What… you want more? Okay, okay. Well, I’m not sure I have enough words in my vocabulary to actually describe just how vast this is, but here goes. Devin has hauled in yet more special guests (eleven, count ‘em) for this one but, unlike on so much of Addicted, their presence (vocal, or otherwise) is required to mark the tone of each track and their integration is a thing of beauty. Take Mikael Åkerfeldt’s (Opeth) turn on the stunningly effective “Stand” – following Devin’s soft completion of the dark build, he pops up to breath black death over the chorus. Also check out Tommy Rogers’ (Between The Buried And Me) cohesive touches with Devin on the math-to-prog monster “Planet Of The Apes”. Incidentally, the drums on this track are nothing short of legendary – it’s no wonder the man needed two skin-beaters (Ryan van Poederooyen and Soilwork’s Dirk Verbeuren). I smell burning drumsticks.
There are inspired orchestral movements that explode into great chants that begin in the loins and end as goose-pimples on your arms. There are fiery blasts birthed out of the belly of the beast and then sudden side-swipes of these catchy, insanely poppy, sections featuring the most virginal of vocals. The music constantly keeps you alert and on your toes – it honestly feels like the denizens of heaven and hell are playing catch and you’re the ball.
Dig in far enough and you’ll reach the disgustingly-titled “The Mighty Masturbator”. It’s over sixteen minutes long but every second is worth it. It’s absolutely riddled with twists and turns that take you on a voyage through symphonic, folk, prog, electro, power, black, tech and death metal. There are choirs oohing and aahing, acoustic guitar spots, a large dose of string battery, scat singing and a countdown that explodes into Pi. Devin shifts from a gentile storybook vocal style so reminiscent of Ihsahn (who, incidentally, features on the pumping fists of “Juular”) to clambering all over Bruce Dickinson’s operatic vibrato, before finally getting out the oratory ringmaster within to shout out his edicts. There’s even a spot for the scathing vocal of Dillinger Escape Plan’s Greg Puciato. It’s utterly immense.
There is almost too much to take in as it furtively tips its hat to about a gazillion bands – you name them, this album features an echo of them in either a brief moment or a lingering passage, all effortlessly knitted in amongst the complex folds of this rich, rock opera backdrop. It’s one of the busiest, longest (at 70+ minutes) and, consequently, most challenging albums I’ve ever heard. All the same, no album has ever compelled me to press that repeat button like this one has.
Naturally, the production is absolutely through the roof. The textures are layered on generously with each one allowed enough space for the next, yet everything remains honest, crisp where it needs to be and distorted where it doesn’t.

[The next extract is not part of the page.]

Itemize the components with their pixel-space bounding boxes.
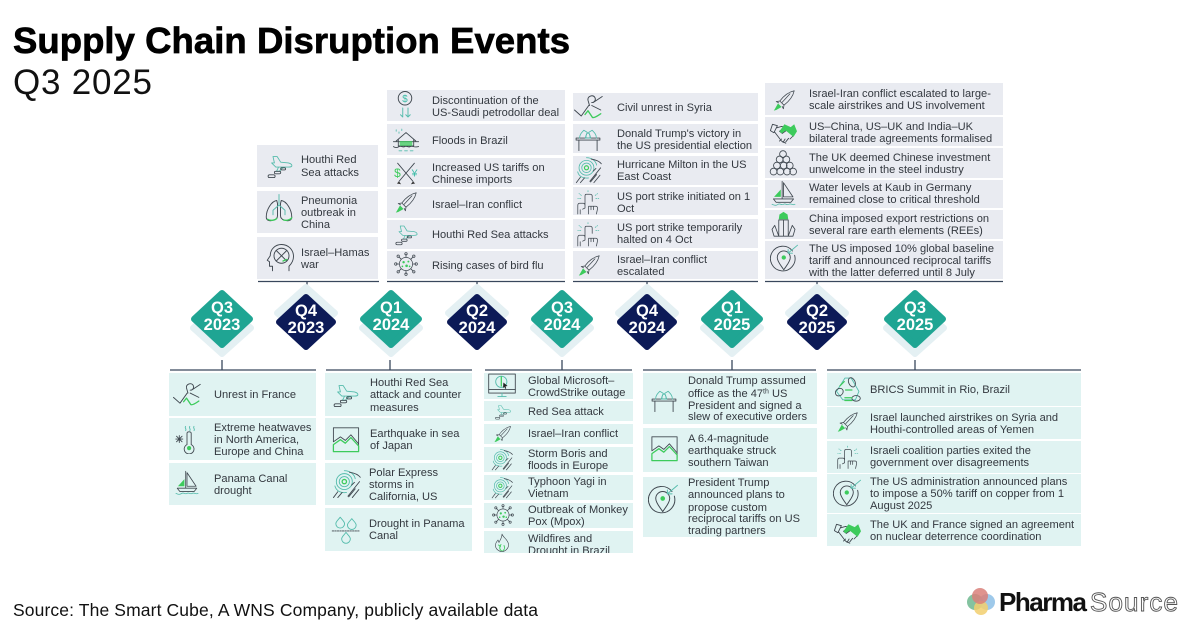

There is so much going on it boggles the mind and every single note is completely there, flying around like a bee in the background or driving into your body like its sting – “Sumeria”, for one, should come with a damn health warning: attempting to listen to every note may cause permanent damage. You can hear everything at once and it all feels 100% relevant (yes, even the shitty farts, burps and “cheeseburger” chants on the title-track – he’s making a very valid point very well, with his tongue firmly placed in his cheek of course – why else would he have asked GWAR’s Oderus Urungus to get involved). I’m completely sold. So settle down, clamp on some high-quality cans and brace yourself for Devin Townsend’s finest hour – Deconstruction is an absolute fucking masterpiece.